The above three commands display the first 10 lines of the file named FILE. Though the 10 lines is the default setting of head command, the number of lines can be changed by option.

4.2.2 The special option -f

The tail command is originally the command to display the end part of file. But the end part of some files are changed often.

The tail command has -f option. Normally, the tail command just displays the end part and exit immediately, but using -f option, it is possible to monitor change on real time.

This option is used often for monitoring a log file. Log file is the output which a service does report its operation status to. When there are any changes in the system or the service operates, its contents are output to the log.

Format

tail -f log-name


You can check changes of the log file on real time.


Practice: Execute tail command


Let's look at how 'tail command and -f option' works actually.

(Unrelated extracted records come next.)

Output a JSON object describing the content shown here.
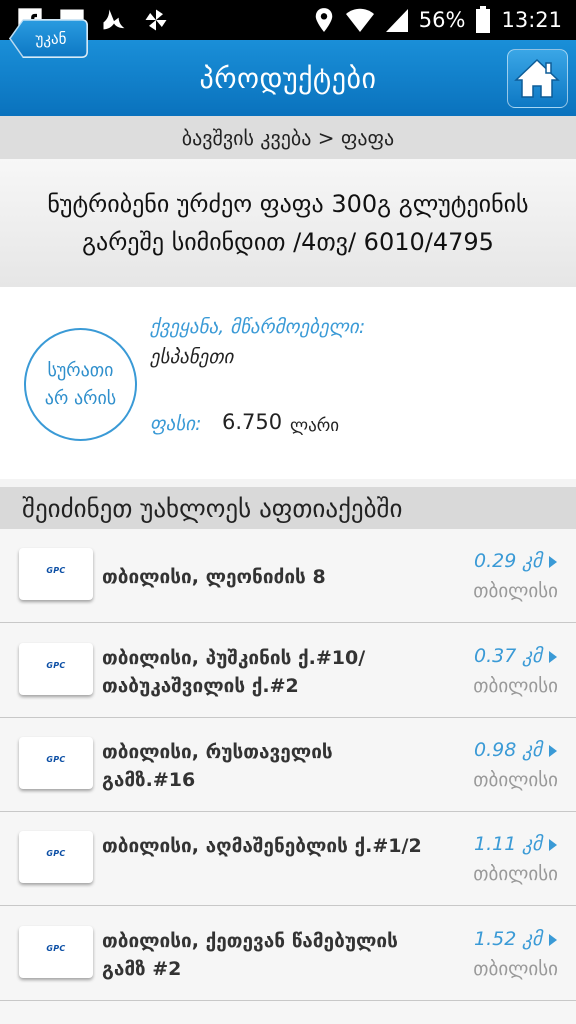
{
  "status_bar": {
    "battery": "56%",
    "time": "13:21",
    "icons": [
      "facebook-icon",
      "image-icon",
      "bird-icon",
      "pinwheel-icon",
      "location-icon",
      "wifi-icon",
      "signal-icon",
      "battery-icon"
    ]
  },
  "app_bar": {
    "back_label": "უკან",
    "title": "პროდუქტები",
    "home_icon": "home-icon"
  },
  "breadcrumb": "ბავშვის კვება > ფაფა",
  "product": {
    "name": "ნუტრიბენი ურძეო ფაფა 300გ გლუტეინის გარეშე სიმინდით /4თვ/ 6010/4795",
    "no_image_line1": "სურათი",
    "no_image_line2": "არ არის",
    "country_label": "ქვეყანა, მწარმოებელი:",
    "country_value": "ესპანეთი",
    "price_label": "ფასი:",
    "price_value": "6.750",
    "currency": "ლარი"
  },
  "section_title": "შეიძინეთ უახლოეს აფთიაქებში",
  "pharmacies": [
    {
      "logo": "GPC",
      "address": "თბილისი, ლეონიძის 8",
      "distance": "0.29 კმ",
      "city": "თბილისი"
    },
    {
      "logo": "GPC",
      "address": "თბილისი, პუშკინის ქ.#10/ თაბუკაშვილის ქ.#2",
      "distance": "0.37 კმ",
      "city": "თბილისი"
    },
    {
      "logo": "GPC",
      "address": "თბილისი, რუსთაველის გამზ.#16",
      "distance": "0.98 კმ",
      "city": "თბილისი"
    },
    {
      "logo": "GPC",
      "address": "თბილისი, აღმაშენებლის ქ.#1/2",
      "distance": "1.11 კმ",
      "city": "თბილისი"
    },
    {
      "logo": "GPC",
      "address": "თბილისი, ქეთევან წამებულის გამზ #2",
      "distance": "1.52 კმ",
      "city": "თბილისი"
    }
  ],
  "colors": {
    "accent": "#1a8fd8",
    "link_blue": "#3a9ad6",
    "logo_blue": "#0c4fa5"
  }
}
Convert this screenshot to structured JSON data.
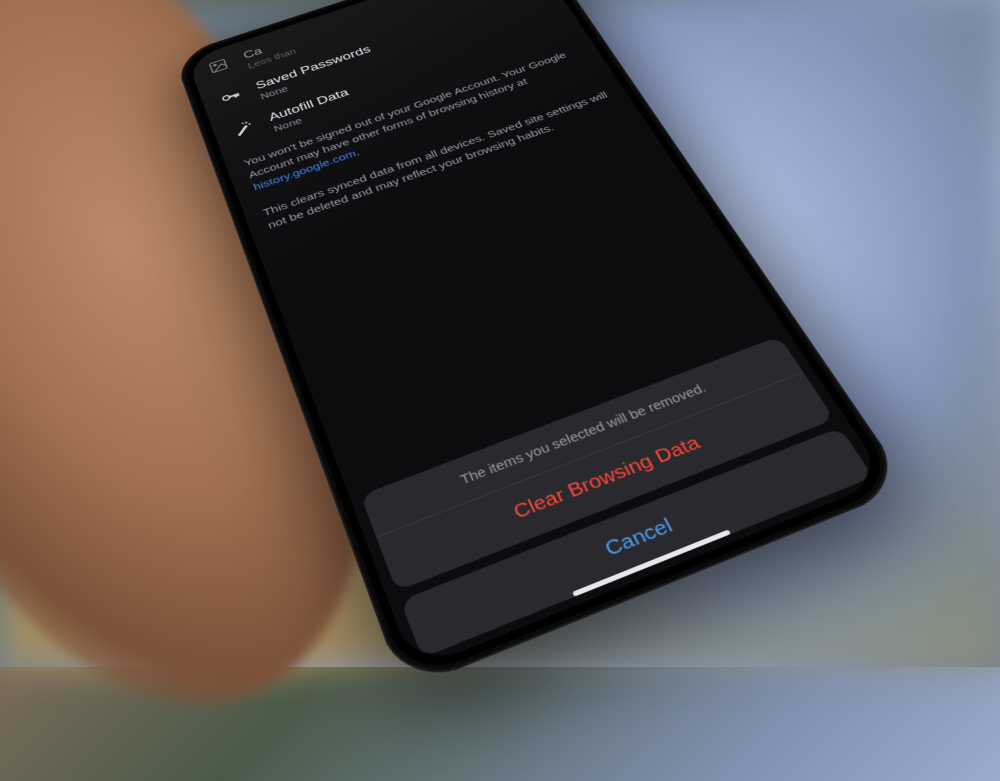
{
  "rows": {
    "cached": {
      "title": "Ca",
      "sub": "Less than"
    },
    "passwords": {
      "title": "Saved Passwords",
      "sub": "None"
    },
    "autofill": {
      "title": "Autofill Data",
      "sub": "None"
    }
  },
  "info": {
    "signout_text": "You won't be signed out of your Google Account. Your Google Account may have other forms of browsing history at ",
    "signout_link": "history.google.com",
    "signout_suffix": ".",
    "sync_text": "This clears synced data from all devices. Saved site settings will not be deleted and may reflect your browsing habits."
  },
  "sheet": {
    "header": "The items you selected will be removed.",
    "action_label": "Clear Browsing Data",
    "cancel_label": "Cancel"
  },
  "colors": {
    "destructive": "#ff453a",
    "link": "#3b82f6",
    "button_text": "#4c9ef0"
  }
}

$ ls -l /usr/bin > ls-usr-bin ↵             Preparing ls-usr-bin file


We display the end part of ls-usr-bin.


$ tail ls-usr-bin ↵
            :
            :
            :
-rwxr-xr-x 1 root root 1933 Mar 29 2007 zmore
-rwxr-xr-x 1 root root 3420 Mar 29 2007 znew
lrwxrwxrwx 1 root root 6 Mar 14 22:16 zsoelim -> soelim


The last 10 lines of ls-usr-bin file were displayed.


Practice: Specify the number of end lines (5 lines)


$ tail -n 5 ls-usr-bin ↵
            :
            :
-rwxr-xr-x 1 root root 1933 Mar 29 2007 zmore
-rwxr-xr-x 1 root root 3420 Mar 29 2007 znew
lrwxrwxrwx 1 root root 6 Mar 14 22:16 zsoelim -> soelim


The last 5 lines of ls-usr-bin are displayed. -n is an option to specify the number of lines to output.

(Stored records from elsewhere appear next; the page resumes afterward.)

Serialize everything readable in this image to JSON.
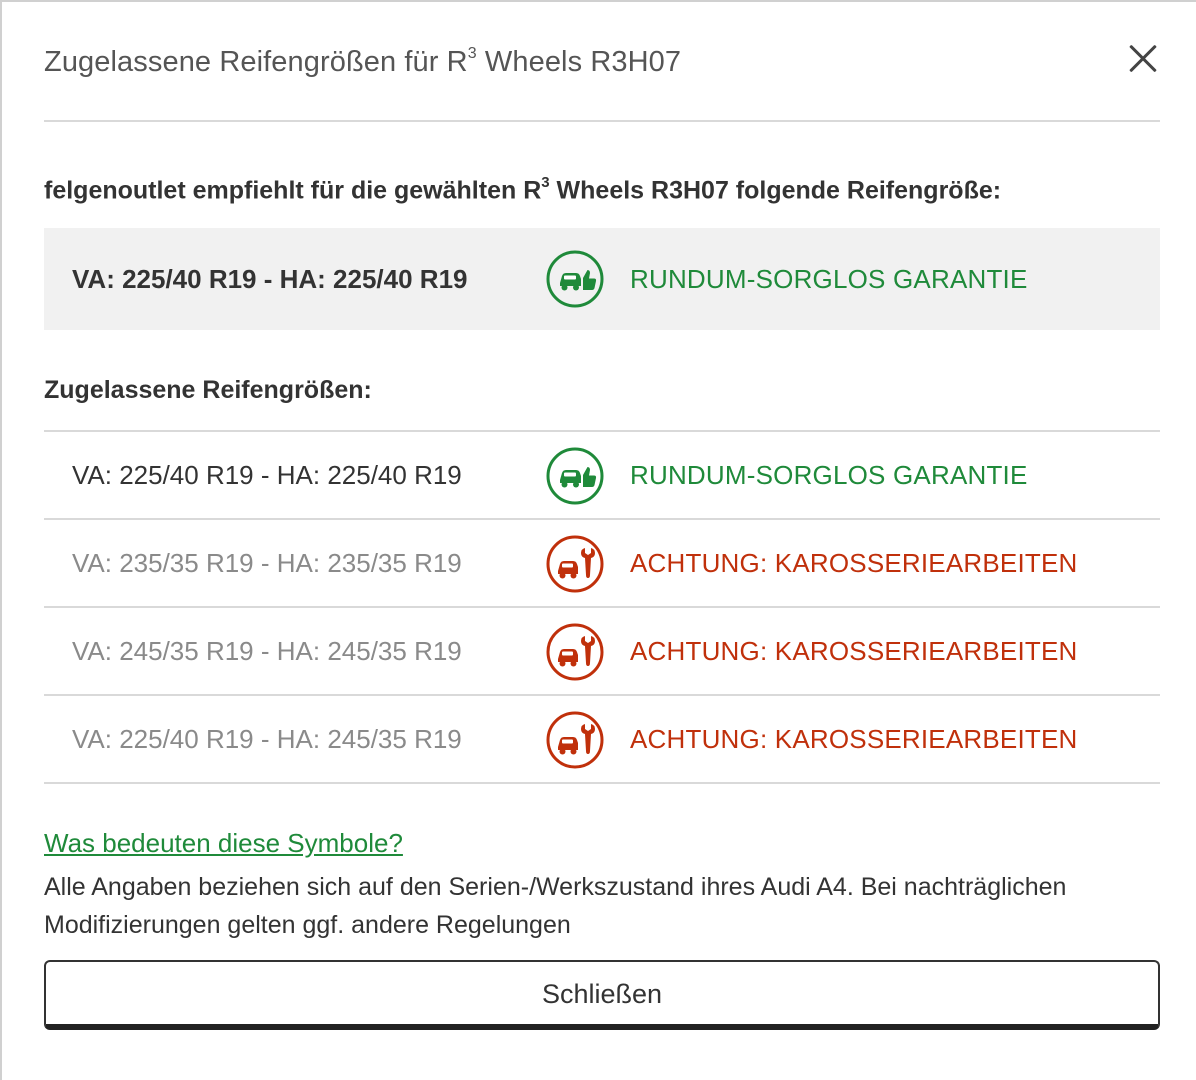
{
  "dialog": {
    "title_prefix": "Zugelassene Reifengrößen für R",
    "title_sup": "3",
    "title_suffix": " Wheels R3H07"
  },
  "recommendation": {
    "heading_prefix": "felgenoutlet empfiehlt für die gewählten R",
    "heading_sup": "3",
    "heading_suffix": " Wheels R3H07 folgende Reifengröße:",
    "size": "VA: 225/40 R19 - HA: 225/40 R19",
    "badge_text": "RUNDUM-SORGLOS GARANTIE",
    "badge_icon": "car-thumbs-up-icon",
    "badge_color": "#1f8a3a"
  },
  "approved": {
    "heading": "Zugelassene Reifengrößen:",
    "rows": [
      {
        "size": "VA: 225/40 R19 - HA: 225/40 R19",
        "badge_text": "RUNDUM-SORGLOS GARANTIE",
        "status": "ok"
      },
      {
        "size": "VA: 235/35 R19 - HA: 235/35 R19",
        "badge_text": "ACHTUNG: KAROSSERIEARBEITEN",
        "status": "warn"
      },
      {
        "size": "VA: 245/35 R19 - HA: 245/35 R19",
        "badge_text": "ACHTUNG: KAROSSERIEARBEITEN",
        "status": "warn"
      },
      {
        "size": "VA: 225/40 R19 - HA: 245/35 R19",
        "badge_text": "ACHTUNG: KAROSSERIEARBEITEN",
        "status": "warn"
      }
    ]
  },
  "footer": {
    "symbols_link": "Was bedeuten diese Symbole?",
    "disclaimer": "Alle Angaben beziehen sich auf den Serien-/Werkszustand ihres Audi A4. Bei nachträglichen Modifizierungen gelten ggf. andere Regelungen",
    "close_button_label": "Schließen"
  },
  "colors": {
    "ok": "#1f8a3a",
    "warn": "#c0300b"
  },
  "icons": {
    "ok": "car-thumbs-up-icon",
    "warn": "car-wrench-icon",
    "close": "close-icon"
  }
}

Practice: Check the -f option works


$ tail -f ls-usr-bin ↵
            :
            :
-rwxr-xr-x 1 root root 1933 Mar 29 2007 zmore
-rwxr-xr-x 1 root root 3420 Mar 29 2007 znew
lrwxrwxrwx 1 root root 6 Mar 14 22:16 zsoelim -> soelim


The end part is displayed, but control does not come back to shell.
Open another terminal.

echo 'Hello' >> ls-usr-bin ↵


The data is added to the ls-usr-bin file.
Back to the first terminal.
Confirm that 'Hello' is displayed.
Interrupt the process by Ctrl-C, and come back to shell.